Director Vijay Krishna Acharya, whose Dhoom 3 had every moviegoer drawing parallels to the Prestige, has no doubt been "inspired" by the Pirates of the Caribbean franchise for this film. Aamir's character has a semblance to Captain Jack Sparrow, right from his dressing, to his quick one-liners and his constant wavering between being the good guy and the bad guy. Nevertheless, just like Captain Jack Sparrow, Firangi Mallah is also a lovable character and Aamir's portrayal deserves a huge thumbs up. The sets of the film are a visual spectacle, although the CGI at some portions could have been better. Right from the get-go, the film sets a good pace with thrilling action sequences interspersed between comical acts and the occasional numbers every now and then. Fatima Sana Shaikh has played to role of the troubled princess turned warrior out to seek vengeance quite well but struggles to pull off the few emotional scenes that she has. Amitabh Bachchan's Aazad is sure to keep you glued to your seats. Seeing the septuagenarian wield his sword, swings across ships and kick some British rear ends is a treat to watch. His dialogue delivery is just as engaging, especially the interchanges between him and Firangi, ensuring that audiences get emotionally invested in his character.

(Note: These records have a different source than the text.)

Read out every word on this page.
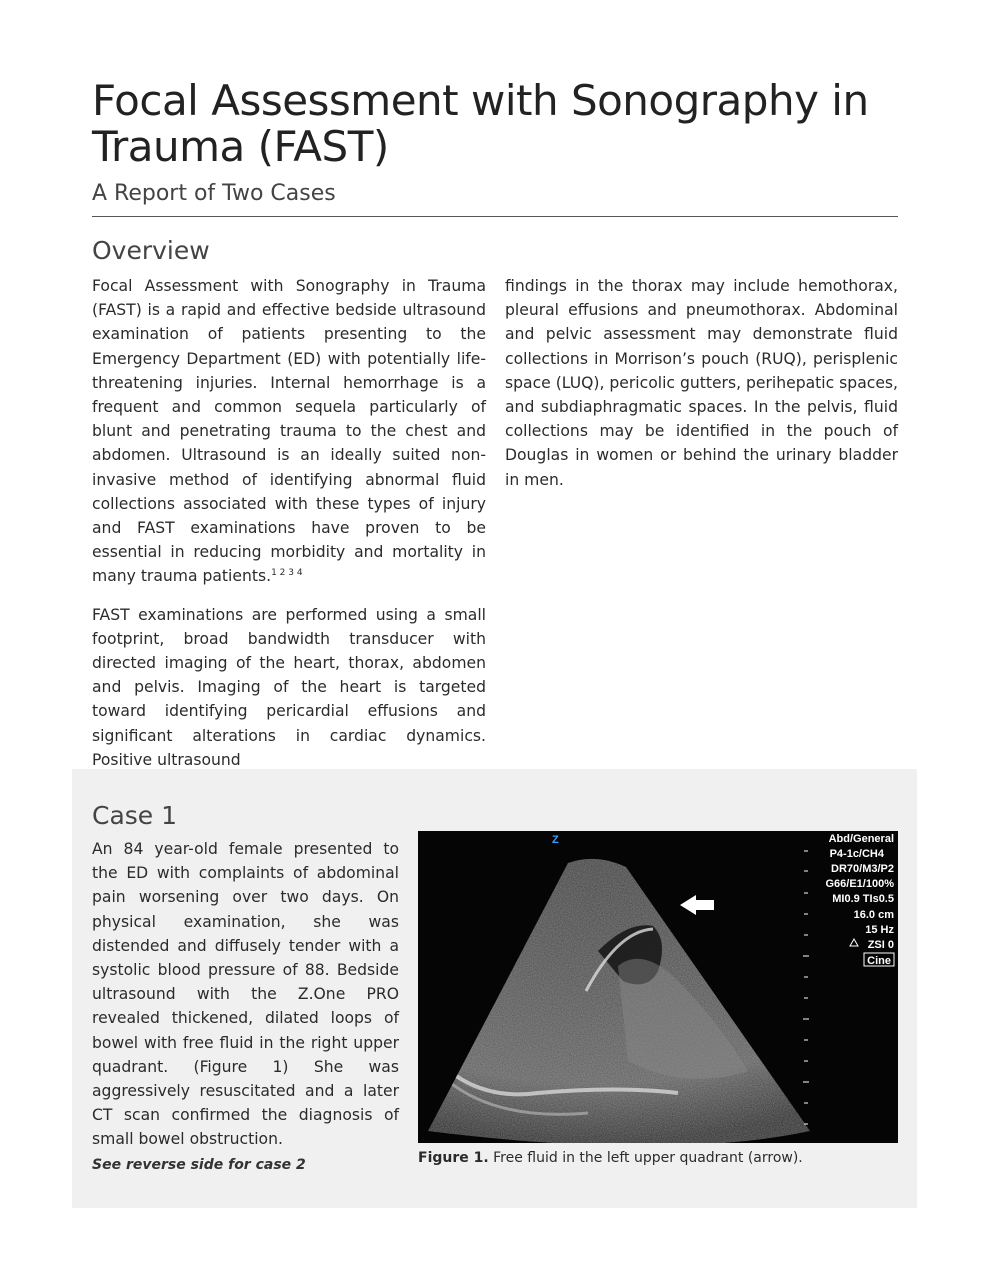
Focal Assessment with Sonography in Trauma (FAST)
A Report of Two Cases
Overview

Focal Assessment with Sonography in Trauma (FAST) is a rapid and effective bedside ultrasound examination of patients presenting to the Emergency Department (ED) with potentially life-threatening injuries. Internal hemorrhage is a frequent and common sequela particularly of blunt and penetrating trauma to the chest and abdomen. Ultrasound is an ideally suited non-invasive method of identifying abnormal fluid collections associated with these types of injury and FAST examinations have proven to be essential in reducing morbidity and mortality in many trauma patients.$^{1 2 3 4}$

FAST examinations are performed using a small footprint, broad bandwidth transducer with directed imaging of the heart, thorax, abdomen and pelvis. Imaging of the heart is targeted toward identifying pericardial effusions and significant alterations in cardiac dynamics. Positive ultrasound

findings in the thorax may include hemothorax, pleural effusions and pneumothorax. Abdominal and pelvic assessment may demonstrate fluid collections in Morrison’s pouch (RUQ), perisplenic space (LUQ), pericolic gutters, perihepatic spaces, and subdiaphragmatic spaces. In the pelvis, fluid collections may be identified in the pouch of Douglas in women or behind the urinary bladder in men.

Case 1
An 84 year-old female presented to the ED with complaints of abdominal pain worsening over two days. On physical examination, she was distended and diffusely tender with a systolic blood pressure of 88. Bedside ultrasound with the Z.One PRO revealed thickened, dilated loops of bowel with free fluid in the right upper quadrant. (Figure 1) She was aggressively resuscitated and a later CT scan confirmed the diagnosis of small bowel obstruction.

See reverse side for case 2

Z	Abd/General
P4-1c/CH4
DR70/M3/P2
G66/E1/100%
MI0.9 TIs0.5
16.0 cm
15 Hz
ZSI 0
Cine

Figure 1. Free fluid in the left upper quadrant (arrow).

The story is ajar with loopholes but can be excused as the script doesn't lose its steam anywhere in the movie. The music and songs are a bit of a disappointment as they do not seem era-appropriate. However, the background scores during the action sequences are decent. Katrina Kaif's sole purpose for being a part of this film is her dance number. The choreography is a letdown and Katrina Kaif's movements do not seem nimble or natural. Pair that up with her plastic facial expressions and it's no wonder why the camera decided to be fixated on her hips.
Overall, Thugs of Hindostan is a good, captivating one time watch. The movie is carried throughout by Amitabh Bachchan's and Aamir Khan's shoulders, whose stellar performances make the film sail through any rough waters. Firangi is quite engaging, doling out one deceit after another, and keeps the audience guessing his next moves. The comical reveals of his plots are fun to watch. Had the story and the script been written better, the movie would have lived up to its expectations.
Do not go with expectations, because disappointments are on the way. Watch it like a non-hyped movie with zero hopes pinned on it. You never know you might like it in bits and pieces.